Networking isn't quite as simple as it seems. We're talking about a layer cake, there's a lot of things happening under the surface. It's important to understand that communication has 2 levels; physical and logical.
Everything networking is defined by IEEE 802 standards. Ethernet is governed by 802.3, WiFi 802.11.
The first layer is Physical, OSI Model Layer 1. Here we have only electricity, radiomagnetic radiation and light; actual physical cables, antennas and interfaces. Everything on this layer is dumb, the devices have no awareness of each other whatsoever.
On top of physical is the Data Link Layer, OSI Model Layer 2. This is where the ones and zeros get translated to modulations of the signal, and vice versa. This is the minimum requirement for devices to be aware of each other, and to be able to communicate at all. Because multiple interfaces can be connected to a single L2 network segment, each interface must have a unique L2 identifier, i.e. hardware address - the MAC address.
The Protocol Data Unit on this layer is called frame, and the structure is:
+--------------+-----------------+---------+------------+
| SenderL2Addr | RecipientL2Addr | Payload | ErrorCheck |
+--------------+-----------------+---------+------------+
L2 frames can only be forwarded within the same subnet and broadcast domain. Devices in the same subnet / bcast domain communicate using L2 addressing.

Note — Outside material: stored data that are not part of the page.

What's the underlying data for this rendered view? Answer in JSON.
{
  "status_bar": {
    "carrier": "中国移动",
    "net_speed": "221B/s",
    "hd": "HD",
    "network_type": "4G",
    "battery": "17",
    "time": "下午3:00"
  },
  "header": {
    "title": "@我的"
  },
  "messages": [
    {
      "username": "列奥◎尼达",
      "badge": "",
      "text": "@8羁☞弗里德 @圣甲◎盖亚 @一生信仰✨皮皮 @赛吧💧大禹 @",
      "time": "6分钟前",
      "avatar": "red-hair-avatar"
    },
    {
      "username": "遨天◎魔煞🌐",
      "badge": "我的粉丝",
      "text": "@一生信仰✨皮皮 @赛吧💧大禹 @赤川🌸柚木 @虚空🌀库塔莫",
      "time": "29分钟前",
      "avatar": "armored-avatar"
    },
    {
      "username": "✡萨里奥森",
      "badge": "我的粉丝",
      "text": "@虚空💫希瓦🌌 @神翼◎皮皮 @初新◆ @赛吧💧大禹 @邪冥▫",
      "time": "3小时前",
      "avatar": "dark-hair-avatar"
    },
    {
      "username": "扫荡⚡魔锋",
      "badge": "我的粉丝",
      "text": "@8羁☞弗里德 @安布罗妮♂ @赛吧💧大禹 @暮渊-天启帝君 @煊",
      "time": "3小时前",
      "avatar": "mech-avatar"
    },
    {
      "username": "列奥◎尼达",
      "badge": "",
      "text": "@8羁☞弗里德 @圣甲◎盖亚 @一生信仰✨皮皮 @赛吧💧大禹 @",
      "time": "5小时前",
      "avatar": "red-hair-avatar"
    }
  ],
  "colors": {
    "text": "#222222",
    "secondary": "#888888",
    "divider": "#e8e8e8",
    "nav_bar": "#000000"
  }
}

Next one up is the Network Layer, OSI model Layer 3. This layer handles transmissions between networks. To allow communication on this layer each device must have a unique L3 identifier - the IP address.
The protocols on this layer neither do nor need to have any knowledge of physical medium, and they don't care about pysical transmission; that's L2 job. The PDU on this layer is called a packet, and the structure is:
+--------------+-----------------+---------+------------+
| SenderL3Addr | RecipientL3Addr | Payload | ErrorCheck |
+--------------+-----------------+---------+------------+
During transmission the L3 packet is encapsulated in the L2 frame, it's the payload. So when the data hits the wire, the frame actually looks like this:
+-----------+-----------+-----------+-----------+---------+--------+
| SndL2Addr | RcpL2Addr | SndL3Addr | RcpL3Addr | Payload | ErrChk |
+-----------+-----------+-----------+-----------+---------+--------+
Because IP is a L3 protocol, it has no method for handling actual data forwarding on the physical level. So without L2 protocols data simply cannot move between systems.
Of course it would be theoretically possible to remove L2 with its addressing from the picture entirely. However - as already said - this means we're not talking about 802.3 and .11 anymore. New standards would be required, all protocols would need to be re-written from the ground up, new chipsets would need to be designed, manufacturing processes changed to produce them, new devices would need to be designed, new manufacturing processes to produce those...
Excluding certain enterprise-class networking devices L3 is handled on software, but L2 is on hardware; i.e. chips. That means your phone wouldn't be able to communicate using WiFi, as its WiFi hardware is designed according to 802.11 standard.
The only realistic way for the transition to happen would be through natural device retirement cycle. That's a slllloooowwwww process.
The idea of re-designing networking this way is magnitudes more demanding than IPv6 adoption. It was introduced 1995, but took off only about a decade ago. The adoption globally is around 40%. So while I can imagine a future where MAC addressing is scrapped (tho' I don't really see a reason why) it's VERY far in the future indeed.